Can eutrophication be controlled?

All this does not change the fact that waters today are subjected to tremendous pressure and their trophic (and ecological) state is not at all due to nature, but is the result of multiple anthropogenic influences. If we want to reduce the risk of increased plankton blooms and, above all, dangerous cyanobacteria (blue-green algae), we must take measures to rationally manage the amount of nutrients entering the waters.

The species composition and growth rate of phytoplankton communities are largely determined by the stoichiometry of nutrients, that is, the ratio of nitrogen and phosphorus (as well as carbon). This ratio tells which element is the limiting factor for algal growth and should be limited to prevent excessive biomass growth. The essential role of phosphorus in controlling algal blooms was demonstrated, among other things, by a series of experiments conducted in the 1970s. last century by Schindler and co-authors on the Experimental Lake Area complex in the Canadian province of Ontario. The researchers added controlled doses of macronutrients in specific ratios to the lakes’ waters and observed the long-term effects of these treatments. One of the more famous and spectacular experiments is the one conducted on Lake 226, which was divided in half by a tight barrier. Half of the lake was fertilized with controlled doses of carbon and nitrogen, and the other with carbon, nitrogen and phosphorus. As a result, an algal bloom developed only in the second part. Since those studies, there has been a fairly widespread consensus that the limiting element for phytoplankton in inland waters is phosphorus. However, it turns out that for most ecosystems, especially in an era of widespread water overfertilization, reducing the supply of just one of the nutrients most often has no lasting effect. The study by Paerl and co-authors, published in 2016. in the pages of Environmental Science & Technology, point out that the transformation of nitrogen forms by denitrification (the reduction of nitrogen compounds to gaseous form) and the fixation of nitrogen from the atmosphere by cyanobacteria must also be included in the overall nutrient budget. Based on an extensive review of the issue, the authors showed that phosphorus-only restriction is only effective in cases where the N:P ratio from the external supply is greater than 23, and in addition, nitrogen fixation predominates over denitrification or these processes are in balance. Nitrogen limitation, on the other hand, has the expected effect only in situations where algal growth is nitrogen-limited, that is, the N:P ratio is less than 9, and denitrification is comparable to or greater than the rate of nitrogen fixation from the atmosphere. In all other cases, control of the external supply of both nutrient elements is required to limit excessive increases in ecosystem productivity, including the risk of cyanobacterial blooms.
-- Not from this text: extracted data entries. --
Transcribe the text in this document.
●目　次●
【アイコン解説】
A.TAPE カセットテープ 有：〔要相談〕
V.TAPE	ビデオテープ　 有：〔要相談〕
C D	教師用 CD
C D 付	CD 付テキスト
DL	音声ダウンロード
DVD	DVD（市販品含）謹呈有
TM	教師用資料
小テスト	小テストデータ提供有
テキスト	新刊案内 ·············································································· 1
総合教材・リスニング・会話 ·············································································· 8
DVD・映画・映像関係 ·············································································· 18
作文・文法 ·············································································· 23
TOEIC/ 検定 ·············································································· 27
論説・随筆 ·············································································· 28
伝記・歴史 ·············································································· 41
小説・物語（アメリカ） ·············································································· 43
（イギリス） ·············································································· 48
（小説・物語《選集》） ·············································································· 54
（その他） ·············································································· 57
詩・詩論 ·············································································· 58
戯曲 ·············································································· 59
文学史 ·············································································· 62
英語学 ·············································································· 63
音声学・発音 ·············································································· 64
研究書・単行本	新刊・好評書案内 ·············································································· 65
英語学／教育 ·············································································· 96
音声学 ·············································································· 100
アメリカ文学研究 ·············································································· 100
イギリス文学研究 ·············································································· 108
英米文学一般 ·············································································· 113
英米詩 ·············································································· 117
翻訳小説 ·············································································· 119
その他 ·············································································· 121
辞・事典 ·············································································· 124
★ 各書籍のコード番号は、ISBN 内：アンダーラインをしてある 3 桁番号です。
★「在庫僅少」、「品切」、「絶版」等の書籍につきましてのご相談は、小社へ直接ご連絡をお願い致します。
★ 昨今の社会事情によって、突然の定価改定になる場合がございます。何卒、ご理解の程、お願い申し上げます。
And in what way? That’s why we have regulations on agricultural fertilization (the main source of nitrogen compounds, though not exclusively) or municipal management (the main supplier of phosphorus). Are they effective and to what extent? It’s hard to say. Either way, there is no other solution to stop or slow down (and, if we try hard, maybe even reverse) the process of eutrophication than to reduce the loads of nutrients entering the waters. Studies from Western and Northern European countries that have made the effort to significantly reduce nutrient loads entering waterways decades ago (even since the 1960s) indicate that the process of oligotrophication is possible, and that the effects of water over-fertilization can be reversed to some extent. In Poland, so far we have not had spectacular achievements in this area, but if we do not apply strictures and restrictions, hyperthorax will catch up with us sooner than we think.